Other questions about identity persist with their necessary urgency: “Why do we all hate our ID photos/ Our faces without spectacles hair tucked/ behind ears eyes too wide the moment/ our identity, identity is being made” (“Tell me what you see”). Who are we in the face of specifications which do not seem to be able to reflect us, which are often intended to undermine, if not crush, what we believe about ourselves? What happens when our own desires betray us? “It was the first time I admitted to myself/ I loved the skin of white boys … I never resolved the mess of it, the way/ want is desire/ and lack at the same time”. The poem, “Surface”, probes further: “Does it matter there were no names/ for whiteness”.

In the intimacy of knowing another, we are confronted with the fact that, “Search as you will, you’ll never find/ all of me. Some splinter/ of light will elude you, stay” (“Axis and revolution”). In the family, the forces of history tear at the fabric of belonging: “Born in the new place [the Cape Flats], I was their ghost child,/ a grief growing/ older and older. … I forgive them their slow love/ of the place,/ of me” (“The Flats”). The titular poem, “The history of intimacy”, addresses the question of, “Mother, how do I write about you?” but also seeks out in history “the intimate and inverse/ but unknown to each other”. How do we face all these layers of complexities embedded in the everyday, in objects like a plank with “Non-Whites Only” and “Whites Only” spelled out on opposite sides?
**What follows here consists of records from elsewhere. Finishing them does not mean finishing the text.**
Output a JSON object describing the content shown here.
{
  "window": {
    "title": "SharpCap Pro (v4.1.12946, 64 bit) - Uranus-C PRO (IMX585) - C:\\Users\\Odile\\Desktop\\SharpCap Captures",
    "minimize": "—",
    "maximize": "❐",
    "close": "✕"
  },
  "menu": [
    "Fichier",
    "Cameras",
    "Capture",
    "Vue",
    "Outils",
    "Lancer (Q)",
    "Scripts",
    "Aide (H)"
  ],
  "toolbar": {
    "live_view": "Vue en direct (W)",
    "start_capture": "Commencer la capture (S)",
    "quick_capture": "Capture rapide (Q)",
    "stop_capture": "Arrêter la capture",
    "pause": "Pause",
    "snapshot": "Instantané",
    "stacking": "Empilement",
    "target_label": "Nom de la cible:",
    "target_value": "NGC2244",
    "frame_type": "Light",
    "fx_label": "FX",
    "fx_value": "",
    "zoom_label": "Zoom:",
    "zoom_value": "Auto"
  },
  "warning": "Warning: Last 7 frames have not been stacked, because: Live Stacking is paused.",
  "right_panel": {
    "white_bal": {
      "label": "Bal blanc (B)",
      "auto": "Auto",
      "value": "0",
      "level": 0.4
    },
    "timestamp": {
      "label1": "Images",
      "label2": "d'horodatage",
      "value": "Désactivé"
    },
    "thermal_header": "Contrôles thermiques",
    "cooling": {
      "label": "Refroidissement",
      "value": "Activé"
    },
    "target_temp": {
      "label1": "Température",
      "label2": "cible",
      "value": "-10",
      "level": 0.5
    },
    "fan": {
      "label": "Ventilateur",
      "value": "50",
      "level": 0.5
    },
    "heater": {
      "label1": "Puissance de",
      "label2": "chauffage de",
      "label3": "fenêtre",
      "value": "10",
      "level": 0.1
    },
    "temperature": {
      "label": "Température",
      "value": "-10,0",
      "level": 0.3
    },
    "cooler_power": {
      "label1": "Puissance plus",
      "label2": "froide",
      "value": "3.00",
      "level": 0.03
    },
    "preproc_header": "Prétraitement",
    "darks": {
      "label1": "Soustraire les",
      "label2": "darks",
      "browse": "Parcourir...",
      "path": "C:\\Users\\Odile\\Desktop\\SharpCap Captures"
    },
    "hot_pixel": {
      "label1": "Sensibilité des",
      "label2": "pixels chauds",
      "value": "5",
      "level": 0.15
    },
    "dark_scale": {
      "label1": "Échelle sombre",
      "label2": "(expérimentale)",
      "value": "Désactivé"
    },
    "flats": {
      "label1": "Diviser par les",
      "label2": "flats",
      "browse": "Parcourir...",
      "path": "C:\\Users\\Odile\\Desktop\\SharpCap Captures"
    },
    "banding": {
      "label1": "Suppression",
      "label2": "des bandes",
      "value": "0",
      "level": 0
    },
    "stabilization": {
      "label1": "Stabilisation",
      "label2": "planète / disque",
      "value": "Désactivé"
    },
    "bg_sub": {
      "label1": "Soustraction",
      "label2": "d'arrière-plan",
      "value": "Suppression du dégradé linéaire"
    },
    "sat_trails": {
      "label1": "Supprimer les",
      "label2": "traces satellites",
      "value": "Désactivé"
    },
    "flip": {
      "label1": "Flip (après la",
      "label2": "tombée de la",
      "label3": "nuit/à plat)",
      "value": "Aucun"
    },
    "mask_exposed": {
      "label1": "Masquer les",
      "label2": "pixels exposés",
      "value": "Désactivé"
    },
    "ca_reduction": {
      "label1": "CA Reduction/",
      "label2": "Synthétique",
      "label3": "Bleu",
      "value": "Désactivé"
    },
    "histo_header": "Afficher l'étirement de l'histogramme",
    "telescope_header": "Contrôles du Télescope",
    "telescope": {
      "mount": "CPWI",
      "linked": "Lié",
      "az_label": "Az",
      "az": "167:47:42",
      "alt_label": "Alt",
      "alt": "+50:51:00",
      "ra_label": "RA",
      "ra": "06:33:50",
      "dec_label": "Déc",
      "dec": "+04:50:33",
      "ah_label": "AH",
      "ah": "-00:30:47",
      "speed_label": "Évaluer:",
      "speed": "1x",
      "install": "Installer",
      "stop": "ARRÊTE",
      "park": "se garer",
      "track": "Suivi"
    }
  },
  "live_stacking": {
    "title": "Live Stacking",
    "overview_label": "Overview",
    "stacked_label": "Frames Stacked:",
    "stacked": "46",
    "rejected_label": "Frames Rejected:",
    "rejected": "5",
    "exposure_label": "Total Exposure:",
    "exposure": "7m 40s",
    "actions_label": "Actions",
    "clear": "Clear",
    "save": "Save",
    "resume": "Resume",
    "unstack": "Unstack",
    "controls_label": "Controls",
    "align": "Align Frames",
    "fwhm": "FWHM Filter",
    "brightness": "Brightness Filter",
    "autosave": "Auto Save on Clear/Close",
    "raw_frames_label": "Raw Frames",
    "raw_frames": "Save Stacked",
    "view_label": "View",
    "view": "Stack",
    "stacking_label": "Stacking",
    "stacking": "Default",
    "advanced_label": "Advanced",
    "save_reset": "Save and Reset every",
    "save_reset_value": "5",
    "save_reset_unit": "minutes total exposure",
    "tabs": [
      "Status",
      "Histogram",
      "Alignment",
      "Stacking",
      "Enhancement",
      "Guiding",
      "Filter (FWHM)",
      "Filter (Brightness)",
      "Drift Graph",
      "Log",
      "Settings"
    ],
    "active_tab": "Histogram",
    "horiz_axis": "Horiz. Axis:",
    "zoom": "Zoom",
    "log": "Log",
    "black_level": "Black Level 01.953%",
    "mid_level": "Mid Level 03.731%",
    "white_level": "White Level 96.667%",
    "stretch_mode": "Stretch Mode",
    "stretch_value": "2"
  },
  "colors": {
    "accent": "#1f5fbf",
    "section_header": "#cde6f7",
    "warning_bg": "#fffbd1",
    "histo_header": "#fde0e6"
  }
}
There are no simple answers, but Baderoon’s poetry does not shy away from attempting to forge an understanding, on a broader political scale and in the intimacy of our souls.

In “I saw you walk toward something”, a tribute to the late National Poet Laureate, Keorapetse Kgositsile, one of the most moving poems of the collection, Baderoon writes: “You taught us that a border/ is a place of yielding or refusing to yield,/ for after refusal might lie a new country. And the line runs through the land,/ the mind, the skin.”